When we first got married we had so many disagreements over this. I eventually had to figure I had to remain calm when I told him, because if I got defensive it would turn into an argument. It’s taken almost three years, but it’s getting better. Mostly because he has a cash allowance where I can’t see what he spends money on.
Well, you do need to be tactful when it comes to this, that’s clear. He’s defensive about it, but, once he’s doing he math, he should see that a lot of money is being spent. That’s why tracking your expenses sheds sooo much light on ‘where the money goes’ 😉
All work food and drinks are taken in from home and there is also a limited budget total for the month that can be spent for “on the fly” purchases. The wife and I usually talk about the finances before spending so the other has some input as to why and how much? Communication, compromising and a common goal is probably key for us.
That’s great that you were able to convey your feelings to him in a constructive way. Sometimes it can be hard! My boyfriend mostly pokes fun at my saving mentality. What I see as a big deal, he doesn’t. Other than that, he does tend to eat out more at work, but he tries to use the tip money he gets, so it doesn’t really impact his finances. We have so much to take from home, I’d be a little disappointed if he were spending $15ish on food every day.
We have an allowance for lunch, snacks, gas etc. That allowance is replenished every two weeks so we each have to make it work until the next allowance. If it were not for that we would be loosing track also.
Good for you two for being able to talk an a calm and rational matter. Most couples fail at this. Money can be a very polarizing subject.

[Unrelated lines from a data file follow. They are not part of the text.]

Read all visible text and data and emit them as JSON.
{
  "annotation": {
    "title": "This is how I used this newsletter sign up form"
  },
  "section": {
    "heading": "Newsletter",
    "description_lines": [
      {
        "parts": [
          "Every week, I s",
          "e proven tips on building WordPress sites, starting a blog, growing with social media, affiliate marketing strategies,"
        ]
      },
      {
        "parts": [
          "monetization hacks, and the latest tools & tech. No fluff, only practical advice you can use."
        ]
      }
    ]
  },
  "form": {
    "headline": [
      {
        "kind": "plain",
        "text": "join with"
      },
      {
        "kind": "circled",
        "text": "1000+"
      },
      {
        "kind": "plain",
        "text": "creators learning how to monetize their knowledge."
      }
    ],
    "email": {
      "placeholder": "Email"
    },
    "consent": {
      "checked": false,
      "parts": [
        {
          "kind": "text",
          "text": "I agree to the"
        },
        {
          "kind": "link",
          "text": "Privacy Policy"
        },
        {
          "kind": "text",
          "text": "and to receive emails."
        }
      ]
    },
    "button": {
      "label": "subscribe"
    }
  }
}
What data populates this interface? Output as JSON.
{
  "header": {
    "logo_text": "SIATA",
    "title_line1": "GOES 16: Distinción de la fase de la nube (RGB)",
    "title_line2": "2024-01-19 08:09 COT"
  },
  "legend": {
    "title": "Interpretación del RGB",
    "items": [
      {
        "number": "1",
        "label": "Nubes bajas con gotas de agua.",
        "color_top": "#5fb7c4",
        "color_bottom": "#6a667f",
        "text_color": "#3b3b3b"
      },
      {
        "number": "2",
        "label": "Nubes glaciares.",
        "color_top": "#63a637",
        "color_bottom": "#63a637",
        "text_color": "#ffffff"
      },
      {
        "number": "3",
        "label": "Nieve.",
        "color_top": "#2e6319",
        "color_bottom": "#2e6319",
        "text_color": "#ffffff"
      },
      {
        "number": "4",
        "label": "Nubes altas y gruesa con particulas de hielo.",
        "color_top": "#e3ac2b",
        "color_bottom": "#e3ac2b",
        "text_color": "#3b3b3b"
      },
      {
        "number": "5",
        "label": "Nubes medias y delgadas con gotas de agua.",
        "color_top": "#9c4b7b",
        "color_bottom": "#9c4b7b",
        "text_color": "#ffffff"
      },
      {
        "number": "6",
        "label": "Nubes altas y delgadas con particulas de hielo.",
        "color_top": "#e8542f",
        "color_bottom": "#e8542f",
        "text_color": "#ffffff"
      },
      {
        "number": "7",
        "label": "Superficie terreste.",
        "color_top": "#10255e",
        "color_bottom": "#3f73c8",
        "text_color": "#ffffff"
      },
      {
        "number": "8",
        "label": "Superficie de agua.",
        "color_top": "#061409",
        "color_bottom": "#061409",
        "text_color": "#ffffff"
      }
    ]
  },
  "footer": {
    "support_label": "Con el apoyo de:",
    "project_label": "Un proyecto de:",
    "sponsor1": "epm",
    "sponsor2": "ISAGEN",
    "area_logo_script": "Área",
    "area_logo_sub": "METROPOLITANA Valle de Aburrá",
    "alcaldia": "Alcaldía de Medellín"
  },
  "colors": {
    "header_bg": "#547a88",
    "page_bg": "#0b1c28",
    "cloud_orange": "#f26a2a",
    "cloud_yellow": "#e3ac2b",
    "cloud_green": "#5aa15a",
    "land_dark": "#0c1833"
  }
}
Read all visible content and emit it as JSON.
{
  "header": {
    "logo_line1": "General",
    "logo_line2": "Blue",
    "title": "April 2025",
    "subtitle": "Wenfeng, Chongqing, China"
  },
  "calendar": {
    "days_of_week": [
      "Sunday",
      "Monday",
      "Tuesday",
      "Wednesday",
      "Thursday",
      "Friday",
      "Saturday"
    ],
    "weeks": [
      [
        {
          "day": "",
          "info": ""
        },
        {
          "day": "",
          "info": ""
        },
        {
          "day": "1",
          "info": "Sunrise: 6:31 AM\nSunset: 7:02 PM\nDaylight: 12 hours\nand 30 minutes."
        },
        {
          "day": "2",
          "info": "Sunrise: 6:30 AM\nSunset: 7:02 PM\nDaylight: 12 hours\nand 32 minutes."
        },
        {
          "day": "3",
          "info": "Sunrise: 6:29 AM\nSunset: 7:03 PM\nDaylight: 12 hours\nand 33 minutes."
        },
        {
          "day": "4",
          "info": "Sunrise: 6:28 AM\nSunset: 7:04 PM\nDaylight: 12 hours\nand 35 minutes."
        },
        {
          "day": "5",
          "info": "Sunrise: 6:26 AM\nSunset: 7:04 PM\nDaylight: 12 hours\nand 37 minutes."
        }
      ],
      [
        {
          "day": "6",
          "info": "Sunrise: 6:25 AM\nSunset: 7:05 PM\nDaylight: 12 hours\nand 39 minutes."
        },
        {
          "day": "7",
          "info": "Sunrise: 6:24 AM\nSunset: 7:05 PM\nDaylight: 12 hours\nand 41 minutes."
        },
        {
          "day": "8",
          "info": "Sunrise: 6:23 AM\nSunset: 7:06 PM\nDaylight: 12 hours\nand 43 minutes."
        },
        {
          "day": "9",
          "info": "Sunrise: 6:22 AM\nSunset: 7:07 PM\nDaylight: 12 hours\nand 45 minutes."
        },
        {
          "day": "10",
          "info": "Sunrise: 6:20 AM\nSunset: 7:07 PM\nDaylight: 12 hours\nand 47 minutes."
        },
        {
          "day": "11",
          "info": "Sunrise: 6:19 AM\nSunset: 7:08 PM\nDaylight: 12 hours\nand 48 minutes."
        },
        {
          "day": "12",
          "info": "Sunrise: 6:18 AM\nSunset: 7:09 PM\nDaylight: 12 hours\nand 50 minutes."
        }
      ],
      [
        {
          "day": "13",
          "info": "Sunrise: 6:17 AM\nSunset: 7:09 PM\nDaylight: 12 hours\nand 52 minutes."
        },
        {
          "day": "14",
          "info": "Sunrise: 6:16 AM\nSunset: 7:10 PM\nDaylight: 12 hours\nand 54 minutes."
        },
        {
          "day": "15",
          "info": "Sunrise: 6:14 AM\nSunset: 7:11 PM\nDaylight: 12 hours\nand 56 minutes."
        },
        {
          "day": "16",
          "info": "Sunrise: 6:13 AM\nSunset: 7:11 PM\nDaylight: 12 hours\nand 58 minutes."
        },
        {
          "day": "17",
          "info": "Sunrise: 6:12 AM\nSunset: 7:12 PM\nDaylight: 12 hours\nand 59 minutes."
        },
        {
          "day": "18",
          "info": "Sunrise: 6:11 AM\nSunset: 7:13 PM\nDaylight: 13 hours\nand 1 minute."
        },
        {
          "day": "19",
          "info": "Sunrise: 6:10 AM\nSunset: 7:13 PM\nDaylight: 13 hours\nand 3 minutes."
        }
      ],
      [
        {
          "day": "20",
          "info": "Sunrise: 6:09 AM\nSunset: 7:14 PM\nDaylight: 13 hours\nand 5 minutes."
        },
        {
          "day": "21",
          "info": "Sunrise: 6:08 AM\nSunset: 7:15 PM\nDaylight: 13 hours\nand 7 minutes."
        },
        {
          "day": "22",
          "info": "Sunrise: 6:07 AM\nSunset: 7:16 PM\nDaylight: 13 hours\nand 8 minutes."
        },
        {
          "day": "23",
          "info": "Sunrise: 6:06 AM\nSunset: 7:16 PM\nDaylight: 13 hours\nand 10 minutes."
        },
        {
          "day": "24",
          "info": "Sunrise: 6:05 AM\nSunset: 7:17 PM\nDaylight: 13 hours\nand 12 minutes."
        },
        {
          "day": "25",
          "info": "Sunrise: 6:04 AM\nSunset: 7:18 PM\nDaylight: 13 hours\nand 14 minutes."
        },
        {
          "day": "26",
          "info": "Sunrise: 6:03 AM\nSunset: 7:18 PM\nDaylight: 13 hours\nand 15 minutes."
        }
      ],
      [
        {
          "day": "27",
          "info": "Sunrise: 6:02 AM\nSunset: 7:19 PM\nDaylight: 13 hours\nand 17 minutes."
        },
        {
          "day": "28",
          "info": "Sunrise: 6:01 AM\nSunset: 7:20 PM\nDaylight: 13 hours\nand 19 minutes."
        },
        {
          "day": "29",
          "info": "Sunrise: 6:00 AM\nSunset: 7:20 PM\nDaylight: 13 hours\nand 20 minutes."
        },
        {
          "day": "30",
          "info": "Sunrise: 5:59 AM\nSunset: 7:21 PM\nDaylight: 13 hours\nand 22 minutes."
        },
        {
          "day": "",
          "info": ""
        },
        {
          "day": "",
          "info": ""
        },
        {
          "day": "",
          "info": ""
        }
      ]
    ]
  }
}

I actually just posted about a money disagreement that he had and that I let him win. 🙂 http://www.budgetblonde.com/2013/11/hubs-wins-money-discussion.html I enjoy reading about how other couples handle things because it helps me too!
We used to have little fights like these, but ever since we both got phones with mint on them there are virtually no fights over little stuff like this. There are separate budgets for coffee shops, fast food, and the cafeteria at work. He knows how much he can spend and it totally eliminated the fighting.
I hate when I get all angry and upset and what comes out is not what is rationally in my brain. So good to step apart and come back and really explain it when you were calmer. I agree with you totally, it is wasteful spending vs. the other purchase examples. I always wonder how so many eat out every single day, in part the $, and in part, the calories! Not even worth it half the time. separate topic LOL. good post friend!